The Habeas Petition Has No Merit
{¶4} Pursuant to Civ.R. 12(B)(6), a complaint may be dismissed for failure to state a claim when it appears "beyond doubt from the complaint that the plaintiff can prove no set of facts entitling him to recovery." Cleveland Elec. Illum. Co. v. PUC, 76 Ohio St.3d 521, 524 (1996), citing O'Brien v. Univ. Community Tenants Union, Inc., 42 Ohio St.2d 242, 245 (1975). "As long as there is a set of facts consistent with the plaintiff's complaint, which would allow the plaintiff to recover, the court may not grant a defendant's motion to dismiss." Huffman v. City of Willoughby, 11th Dist. No. 2007-L-040, 2007-Ohio-7120, ¶18, citing Cincinnati v. Beretta U.S.A. Corp., 95 Ohio St.3d 416, 2002-Ohio-2480, ¶5.
{¶5} "[W]hen a party files a motion to dismiss for failure to state a claim, all the factual allegations of the complaint must be taken as true and all reasonable inferences must be drawn in favor of the non-moving party." Byrd v. Faber, 57 Ohio St.3d 56, 60 (1991). Our review of a trial court's ruling on a Civ.R. 12(B) motion is de novo. Perrysburg Twp. v. City of Rossford, 103 Ohio St.3d 79, 2004-Ohio-4362.
{¶6} Habeas corpus is an available remedy only in "certain extraordinary circumstances where there is an unlawful restraint of a person's liberty, notwithstanding the fact that only nonjurisdictional issues are involved, but only where there is no adequate legal remedy, e.g., appeal or postconviction relief." State ex rel. Jackson v. McFaul, 73 Ohio St.3d 185, 186 (1995), citing State ex rel. Pirman v. Money, 69 Ohio St.3d 591, 593 (1994). "Additionally, habeas corpus lies only if the petitioner is entitled to immediate release from confinement." Jackson at 188, citing Pewitt v. Lorain Corr. Inst., 64 Ohio St.3d 470, 472 (1992); R.C. 2725.17.
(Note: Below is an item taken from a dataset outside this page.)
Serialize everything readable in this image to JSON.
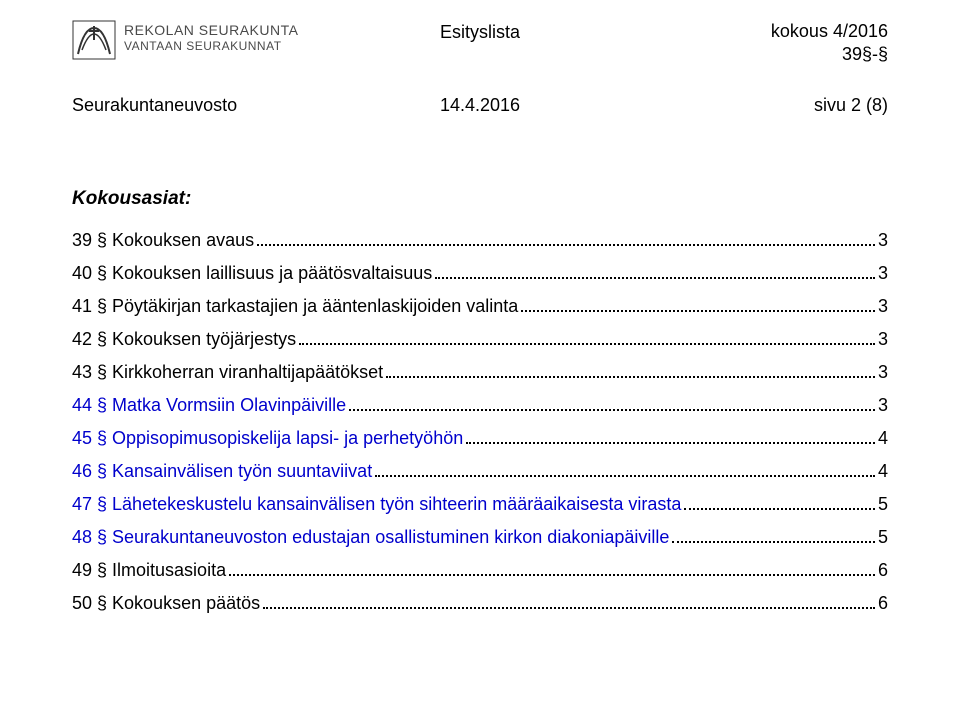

{¶7} Mr. Tabor's petition is based on a claimed sentencing irregularity. Specifically, he claims that he was not informed at the sentencing hearing of the 16 conditions imposed upon parolees. The Supreme Court of Ohio has repeatedly held that sentencing errors and plea irregularities are not jurisdictional in nature, and thus are not cognizable claims under habeas corpus. See, e.g., Manns v. Gansheimer, 117 Ohio St.3d 251, 2008-Ohio-851; State ex rel. Sneed v. Anderson, 114 Ohio St.3d 11, 2007-Ohio-2454. Furthermore, Mr. Tabor has or had an adequate remedy at law in the form of a direct appeal and/or post-conviction motion for relief. He could have challenged this alleged error by the sentencing court in a direct appeal; however, he did not. We can find no reason that he is entitled to the extraordinary and extreme form of relief requested, i.e. immediate release from the custody of the state. Therefore, viewing the facts in the light most favorable to Mr. Tabor, we find that he has failed to state a claim upon which relief can be granted.
{¶8} Additionally, pursuant to Civ.R. 10(A), a petitioner must include the addresses of all parties, including his own, in the case caption. Failure to do so renders a habeas petition deficient and is cause for dismissal. See, e.g., State ex rel. Sherrils v. State, 91 Ohio St.3d 133 (2001); State ex rel. Keener v. Village of Amberley, 80 Ohio St.3d 292 (1997). Mr. Tabor failed to include the required addresses, and improperly captioned the petition.
{¶9} Consistent with the foregoing discussion, it is the order of this court that Mr. Tabor's habeas corpus petition, as filed on December 30, 2011, is hereby dismissed in its entirety. TIMOTHY P. CANNON, P.J., CYNTHIA WESTCOTT RICE, J., MARY JANE TRAPP, J., concur.